By state law, State Supreme Court Justices must retire when they turn 70 years old.
Palmer’s career decisions included highly emotional cases on same-sex marriage and the death penalty. And his 2017 reappointment hearing was anything but quiet.
Under Justice Richard Palmer nearly three decades of Connecticut case law was decided.
I think it says something about him that he’s willing to put his neck on the line, because for every person who is happy with a decision…you have someone who is unhappy with a decision. And Dick was going to do what was right all the time.– Attny. Stan Twardy, Former Gov.

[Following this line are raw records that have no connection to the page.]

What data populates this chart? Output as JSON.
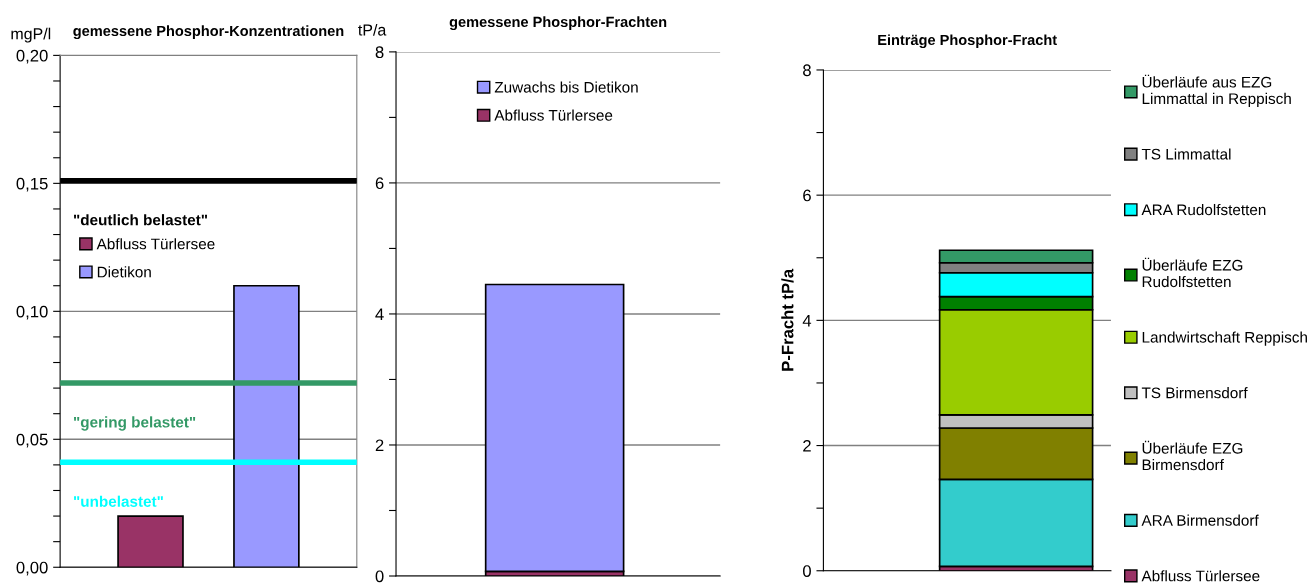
{
  "chart_data": [
    {
      "type": "bar",
      "title": "gemessene Phosphor-Konzentrationen",
      "ylabel": "mgP/l",
      "categories": [
        null,
        null
      ],
      "series": [
        {
          "name": "Abfluss Türlersee",
          "color": "#993366",
          "values": [
            0.02,
            null
          ]
        },
        {
          "name": "Dietikon",
          "color": "#9999ff",
          "values": [
            null,
            0.11
          ]
        }
      ],
      "ylim": [
        0,
        0.2
      ],
      "yticks": [
        {
          "value": 0,
          "label": "0,00"
        },
        {
          "value": 0.01,
          "label": null
        },
        {
          "value": 0.02,
          "label": null
        },
        {
          "value": 0.03,
          "label": null
        },
        {
          "value": 0.04,
          "label": null
        },
        {
          "value": 0.05,
          "label": "0,05"
        },
        {
          "value": 0.06,
          "label": null
        },
        {
          "value": 0.07,
          "label": null
        },
        {
          "value": 0.08,
          "label": null
        },
        {
          "value": 0.09,
          "label": null
        },
        {
          "value": 0.1,
          "label": "0,10"
        },
        {
          "value": 0.11,
          "label": null
        },
        {
          "value": 0.12,
          "label": null
        },
        {
          "value": 0.13,
          "label": null
        },
        {
          "value": 0.14,
          "label": null
        },
        {
          "value": 0.15,
          "label": "0,15"
        },
        {
          "value": 0.16,
          "label": null
        },
        {
          "value": 0.17,
          "label": null
        },
        {
          "value": 0.18,
          "label": null
        },
        {
          "value": 0.19,
          "label": null
        },
        {
          "value": 0.2,
          "label": "0,20"
        }
      ],
      "ref_lines": [
        {
          "axis": "y",
          "value": 0.151,
          "label": "\"deutlich belastet\"",
          "color": "#000000"
        },
        {
          "axis": "y",
          "value": 0.072,
          "label": "\"gering belastet\"",
          "color": "#339966"
        },
        {
          "axis": "y",
          "value": 0.041,
          "label": "\"unbelastet\"",
          "color": "#00ffff"
        }
      ],
      "grid": "y",
      "legend": "top left"
    },
    {
      "type": "bar",
      "title": "gemessene Phosphor-Frachten",
      "ylabel": "tP/a",
      "categories": [
        null
      ],
      "stacked": true,
      "series": [
        {
          "name": "Abfluss Türlersee",
          "color": "#993366",
          "values": [
            0.07
          ]
        },
        {
          "name": "Zuwachs bis Dietikon",
          "color": "#9999ff",
          "values": [
            4.38
          ]
        }
      ],
      "ylim": [
        0,
        8
      ],
      "yticks": [
        0,
        {
          "value": 1,
          "label": null
        },
        2,
        {
          "value": 3,
          "label": null
        },
        4,
        {
          "value": 5,
          "label": null
        },
        6,
        {
          "value": 7,
          "label": null
        },
        8
      ],
      "grid": "y",
      "legend": "top"
    },
    {
      "type": "bar",
      "title": "Einträge Phosphor-Fracht",
      "ylabel": "P-Fracht tP/a",
      "categories": [
        null
      ],
      "stacked": true,
      "series": [
        {
          "name": "Abfluss Türlersee",
          "color": "#993366",
          "values": [
            0.07
          ]
        },
        {
          "name": "ARA Birmensdorf",
          "color": "#33cccc",
          "values": [
            1.39
          ]
        },
        {
          "name": "Überläufe EZG\nBirmensdorf",
          "color": "#808000",
          "values": [
            0.82
          ]
        },
        {
          "name": "TS Birmensdorf",
          "color": "#c0c0c0",
          "values": [
            0.21
          ]
        },
        {
          "name": "Landwirtschaft Reppisch",
          "color": "#99cc00",
          "values": [
            1.68
          ]
        },
        {
          "name": "Überläufe EZG\nRudolfstetten",
          "color": "#008000",
          "values": [
            0.21
          ]
        },
        {
          "name": "ARA Rudolfstetten",
          "color": "#00ffff",
          "values": [
            0.38
          ]
        },
        {
          "name": "TS Limmattal",
          "color": "#808080",
          "values": [
            0.16
          ]
        },
        {
          "name": "Überläufe aus EZG\nLimmattal in Reppisch",
          "color": "#339966",
          "values": [
            0.2
          ]
        }
      ],
      "ylim": [
        0,
        8
      ],
      "yticks": [
        0,
        {
          "value": 1,
          "label": null
        },
        2,
        {
          "value": 3,
          "label": null
        },
        4,
        {
          "value": 5,
          "label": null
        },
        6,
        {
          "value": 7,
          "label": null
        },
        8
      ],
      "grid": "y",
      "legend": "right"
    }
  ]
}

Weicker Chief of Staff
Some of those majority decisions include enabling Sandy Hook tragedy families the right to sue the manufacturer of the assault rifle that killed their children, unlocking the files held by the Catholic Church on clergy abuse, and opening town beaches to the public.

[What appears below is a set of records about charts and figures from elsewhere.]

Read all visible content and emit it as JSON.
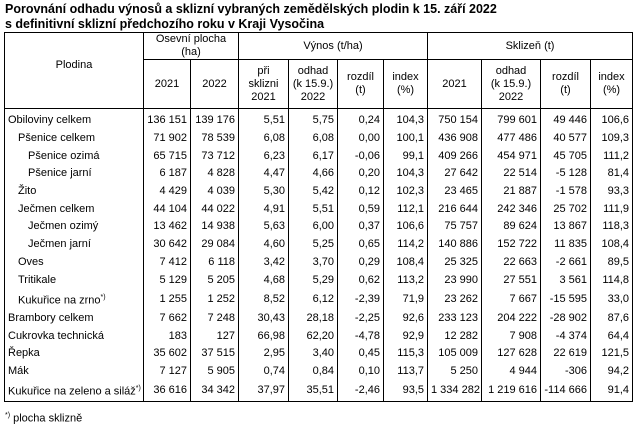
{
  "title": [
    "Porovnání odhadu výnosů a sklizní vybraných zemědělských plodin k 15. září 2022",
    "s definitivní sklizní předchozího roku v Kraji Vysočina"
  ],
  "table": {
    "header": {
      "crop": "Plodina",
      "groups": [
        "Osevní plocha (ha)",
        "Výnos (t/ha)",
        "Sklizeň (t)"
      ],
      "columns": [
        "2021",
        "2022",
        "při sklizni\n2021",
        "odhad\n(k 15.9.)\n2022",
        "rozdíl\n(t)",
        "index\n(%)",
        "2021",
        "odhad\n(k 15.9.)\n2022",
        "rozdíl\n(t)",
        "index\n(%)"
      ]
    },
    "rows": [
      {
        "name": "Obiloviny celkem",
        "values": [
          "136 151",
          "139 176",
          "5,51",
          "5,75",
          "0,24",
          "104,3",
          "750 154",
          "799 601",
          "49 446",
          "106,6"
        ]
      },
      {
        "name": "Pšenice celkem",
        "values": [
          "71 902",
          "78 539",
          "6,08",
          "6,08",
          "0,00",
          "100,1",
          "436 908",
          "477 486",
          "40 577",
          "109,3"
        ]
      },
      {
        "name": "Pšenice ozimá",
        "values": [
          "65 715",
          "73 712",
          "6,23",
          "6,17",
          "-0,06",
          "99,1",
          "409 266",
          "454 971",
          "45 705",
          "111,2"
        ]
      },
      {
        "name": "Pšenice jarní",
        "values": [
          "6 187",
          "4 828",
          "4,47",
          "4,66",
          "0,20",
          "104,3",
          "27 642",
          "22 514",
          "-5 128",
          "81,4"
        ]
      },
      {
        "name": "Žito",
        "values": [
          "4 429",
          "4 039",
          "5,30",
          "5,42",
          "0,12",
          "102,3",
          "23 465",
          "21 887",
          "-1 578",
          "93,3"
        ]
      },
      {
        "name": "Ječmen celkem",
        "values": [
          "44 104",
          "44 022",
          "4,91",
          "5,51",
          "0,59",
          "112,1",
          "216 644",
          "242 346",
          "25 702",
          "111,9"
        ]
      },
      {
        "name": "Ječmen ozimý",
        "values": [
          "13 462",
          "14 938",
          "5,63",
          "6,00",
          "0,37",
          "106,6",
          "75 757",
          "89 624",
          "13 867",
          "118,3"
        ]
      },
      {
        "name": "Ječmen jarní",
        "values": [
          "30 642",
          "29 084",
          "4,60",
          "5,25",
          "0,65",
          "114,2",
          "140 886",
          "152 722",
          "11 835",
          "108,4"
        ]
      },
      {
        "name": "Oves",
        "values": [
          "7 412",
          "6 118",
          "3,42",
          "3,70",
          "0,29",
          "108,4",
          "25 325",
          "22 663",
          "-2 661",
          "89,5"
        ]
      },
      {
        "name": "Tritikale",
        "values": [
          "5 129",
          "5 205",
          "4,68",
          "5,29",
          "0,62",
          "113,2",
          "23 990",
          "27 551",
          "3 561",
          "114,8"
        ]
      },
      {
        "name": "Kukuřice na zrno",
        "note": "*)",
        "values": [
          "1 255",
          "1 252",
          "8,52",
          "6,12",
          "-2,39",
          "71,9",
          "23 262",
          "7 667",
          "-15 595",
          "33,0"
        ]
      },
      {
        "name": "Brambory celkem",
        "values": [
          "7 662",
          "7 248",
          "30,43",
          "28,18",
          "-2,25",
          "92,6",
          "233 123",
          "204 222",
          "-28 902",
          "87,6"
        ]
      },
      {
        "name": "Cukrovka technická",
        "values": [
          "183",
          "127",
          "66,98",
          "62,20",
          "-4,78",
          "92,9",
          "12 282",
          "7 908",
          "-4 374",
          "64,4"
        ]
      },
      {
        "name": "Řepka",
        "values": [
          "35 602",
          "37 515",
          "2,95",
          "3,40",
          "0,45",
          "115,3",
          "105 009",
          "127 628",
          "22 619",
          "121,5"
        ]
      },
      {
        "name": "Mák",
        "values": [
          "7 127",
          "5 905",
          "0,74",
          "0,84",
          "0,10",
          "113,7",
          "5 250",
          "4 944",
          "-306",
          "94,2"
        ]
      },
      {
        "name": "Kukuřice na zeleno a siláž",
        "note": "*)",
        "values": [
          "36 616",
          "34 342",
          "37,97",
          "35,51",
          "-2,46",
          "93,5",
          "1 334 282",
          "1 219 616",
          "-114 666",
          "91,4"
        ]
      }
    ]
  },
  "footnote": {
    "mark": "*)",
    "text": "plocha sklizně"
  }
}
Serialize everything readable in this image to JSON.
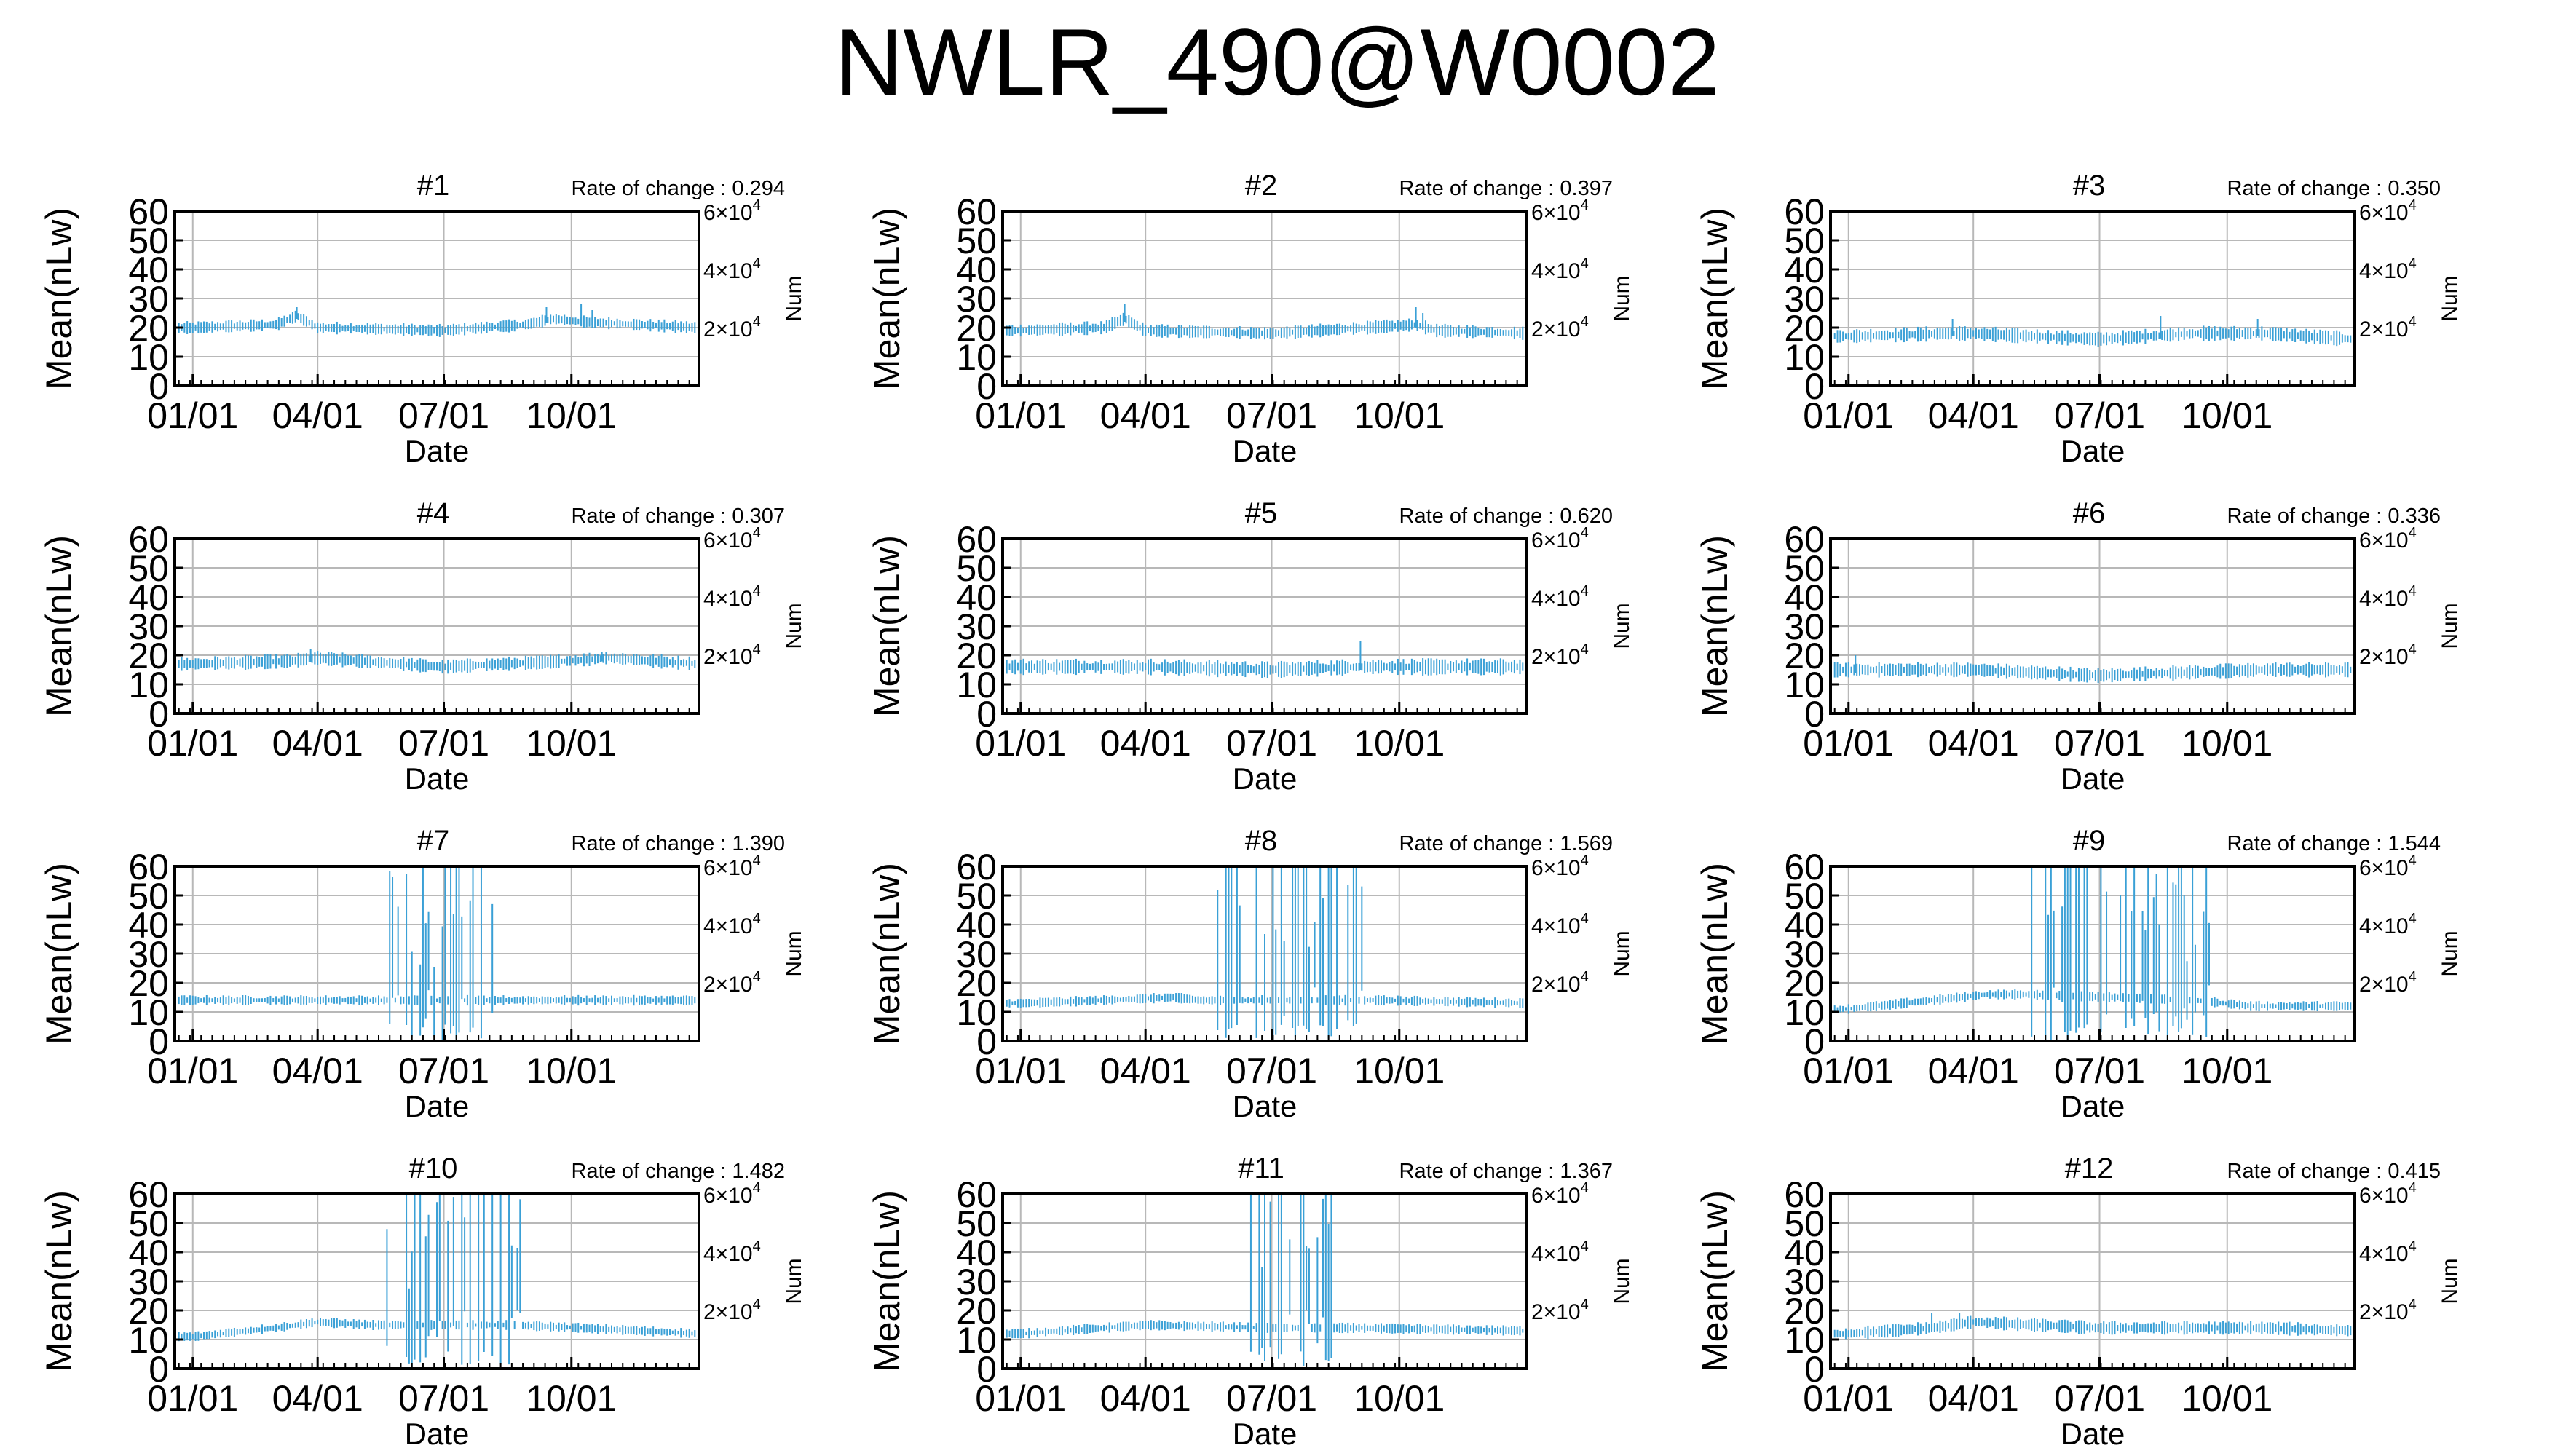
{
  "title": "NWLR_490@W0002",
  "style": {
    "series_color": "#3aa0d6",
    "grid_color": "#b8b8b8",
    "axis_color": "#000000"
  },
  "chart_common": {
    "type": "line",
    "xlabel": "Date",
    "ylabel": "Mean(nLw)",
    "y2label": "Num",
    "ylim": [
      0,
      60
    ],
    "yticks": [
      0,
      10,
      20,
      30,
      40,
      50,
      60
    ],
    "y2lim": [
      0,
      60000
    ],
    "y2ticks": [
      {
        "base": "2×10",
        "exp": "4"
      },
      {
        "base": "4×10",
        "exp": "4"
      },
      {
        "base": "6×10",
        "exp": "4"
      }
    ],
    "xlim_days": [
      -13,
      365
    ],
    "xticks": [
      {
        "label": "01/01",
        "day": 0
      },
      {
        "label": "04/01",
        "day": 90
      },
      {
        "label": "07/01",
        "day": 181
      },
      {
        "label": "10/01",
        "day": 273
      }
    ],
    "rate_prefix": "Rate of change : ",
    "grid": true,
    "series_style": "error bars"
  },
  "chart_data": [
    {
      "panel": "#1",
      "rate": "0.294",
      "profile": [
        [
          0,
          20
        ],
        [
          60,
          21
        ],
        [
          75,
          24
        ],
        [
          90,
          20
        ],
        [
          180,
          19
        ],
        [
          240,
          21
        ],
        [
          260,
          23
        ],
        [
          280,
          22
        ],
        [
          365,
          20
        ]
      ],
      "noise": 1.5,
      "spikes": [
        [
          75,
          27
        ],
        [
          255,
          27
        ],
        [
          280,
          28
        ],
        [
          288,
          26
        ]
      ],
      "anomaly": null
    },
    {
      "panel": "#2",
      "rate": "0.397",
      "profile": [
        [
          0,
          19
        ],
        [
          60,
          20
        ],
        [
          75,
          23
        ],
        [
          90,
          19
        ],
        [
          180,
          18
        ],
        [
          250,
          20
        ],
        [
          285,
          21
        ],
        [
          300,
          19
        ],
        [
          365,
          18
        ]
      ],
      "noise": 1.6,
      "spikes": [
        [
          75,
          28
        ],
        [
          285,
          27
        ],
        [
          290,
          25
        ]
      ],
      "anomaly": null
    },
    {
      "panel": "#3",
      "rate": "0.350",
      "profile": [
        [
          0,
          17
        ],
        [
          70,
          18
        ],
        [
          90,
          18
        ],
        [
          180,
          16
        ],
        [
          250,
          18
        ],
        [
          300,
          18
        ],
        [
          365,
          16
        ]
      ],
      "noise": 1.8,
      "spikes": [
        [
          75,
          23
        ],
        [
          225,
          24
        ],
        [
          295,
          23
        ]
      ],
      "anomaly": null
    },
    {
      "panel": "#4",
      "rate": "0.307",
      "profile": [
        [
          0,
          17
        ],
        [
          70,
          18
        ],
        [
          90,
          19
        ],
        [
          180,
          16
        ],
        [
          270,
          18
        ],
        [
          300,
          19
        ],
        [
          365,
          17
        ]
      ],
      "noise": 1.7,
      "spikes": [
        [
          85,
          22
        ],
        [
          295,
          21
        ]
      ],
      "anomaly": null
    },
    {
      "panel": "#5",
      "rate": "0.620",
      "profile": [
        [
          0,
          16
        ],
        [
          90,
          16
        ],
        [
          180,
          15
        ],
        [
          250,
          16
        ],
        [
          300,
          16
        ],
        [
          365,
          16
        ]
      ],
      "noise": 2.0,
      "spikes": [
        [
          245,
          25
        ]
      ],
      "anomaly": null
    },
    {
      "panel": "#6",
      "rate": "0.336",
      "profile": [
        [
          0,
          15
        ],
        [
          90,
          15
        ],
        [
          180,
          13
        ],
        [
          240,
          14
        ],
        [
          300,
          15
        ],
        [
          365,
          15
        ]
      ],
      "noise": 1.8,
      "spikes": [
        [
          5,
          20
        ]
      ],
      "anomaly": null
    },
    {
      "panel": "#7",
      "rate": "1.390",
      "profile": [
        [
          0,
          14
        ],
        [
          90,
          14
        ],
        [
          130,
          14
        ],
        [
          220,
          14
        ],
        [
          365,
          14
        ]
      ],
      "noise": 1.2,
      "spikes": [],
      "anomaly": [
        140,
        220
      ]
    },
    {
      "panel": "#8",
      "rate": "1.569",
      "profile": [
        [
          0,
          13
        ],
        [
          60,
          14
        ],
        [
          110,
          15
        ],
        [
          130,
          14
        ],
        [
          230,
          14
        ],
        [
          260,
          14
        ],
        [
          365,
          13
        ]
      ],
      "noise": 1.2,
      "spikes": [],
      "anomaly": [
        140,
        250
      ]
    },
    {
      "panel": "#9",
      "rate": "1.544",
      "profile": [
        [
          0,
          11
        ],
        [
          60,
          14
        ],
        [
          100,
          16
        ],
        [
          130,
          16
        ],
        [
          250,
          14
        ],
        [
          290,
          12
        ],
        [
          365,
          12
        ]
      ],
      "noise": 1.2,
      "spikes": [],
      "anomaly": [
        130,
        260
      ]
    },
    {
      "panel": "#10",
      "rate": "1.482",
      "profile": [
        [
          0,
          11
        ],
        [
          60,
          14
        ],
        [
          90,
          16
        ],
        [
          130,
          15
        ],
        [
          230,
          15
        ],
        [
          280,
          14
        ],
        [
          365,
          12
        ]
      ],
      "noise": 1.2,
      "spikes": [],
      "anomaly": [
        140,
        240
      ]
    },
    {
      "panel": "#11",
      "rate": "1.367",
      "profile": [
        [
          0,
          12
        ],
        [
          90,
          15
        ],
        [
          180,
          14
        ],
        [
          240,
          14
        ],
        [
          365,
          13
        ]
      ],
      "noise": 1.2,
      "spikes": [],
      "anomaly": [
        165,
        225
      ]
    },
    {
      "panel": "#12",
      "rate": "0.415",
      "profile": [
        [
          0,
          12
        ],
        [
          60,
          14
        ],
        [
          90,
          16
        ],
        [
          180,
          14
        ],
        [
          300,
          14
        ],
        [
          365,
          13
        ]
      ],
      "noise": 1.6,
      "spikes": [
        [
          60,
          19
        ],
        [
          80,
          19
        ]
      ],
      "anomaly": null
    }
  ]
}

A former Trinity College alumn, Attny. Stan Twardy and Justice Palmer met at the Hartford school. Then continued their friendship as both became accomplished attorneys and moved up in rank to U.S. Attorney and Chief State’s Attorney respectively.
“Being able to reach out to people and to touch people at their core…[Palmer] knows what’s going to impact a person,” remarked Twardy.
Attorney Stanley Twardy was the Chief of Staff to former Governor Lowell Weicker back in 1991. Then Chief State’s Attorney Palmer was playing tennis with Weicker when the “big ask” was made.
Twardy recalled, “One morning I knew the Governor was playing tennis. Dick showed up at my office at the Capitol and said ‘what do you have to do with this?’ I said, ‘what do you mean?’ ‘The Governor just asked me if I wanted to go to the Supreme Court.’ I said to Dick, ‘that’s the Governor’s call, not me.'”
Twardy says Palmer is compassionate, but fair. “Dick has empathy, intellect, and integrity.”
There are 7 justices on the State Supreme Court. They serve 8 years, but can be reappointed.
In 2017 when Palmer went through a reappointment hearing, he was challenged by a Republican state senator regarding a majority opinion concerning the death penalty. The Senator questioned Palmer’s record of upholding multiple death sentences and the new ruling in which Palmer concluded it was against the Constitution. Palmer’s response was “the statute changed; I have not changed my mind on the death penalty. It was only with the passage of a bifurcated statute that I ultimately concluded it was unconstitutional.”
Filling a vacancy on the court is a big deal. This will Governor Ned Lamont’s first high court nominee.
His spokesperson Max Reiss said of the task, “Governor Lamont is in the process of evaluating potential candidates and plans to nominate a candidate in time for that person to be confirmed and begin hearing cases when the Court returns for its September term.”
Judge Palmer’s last case was a few weeks ago. It was held virtually because of COVID-19.
The Chief Justice, Richard A. Robinson praised Palmer’s career saying, “He has always had the vision and courage to move the law forward, or correct an injustice.”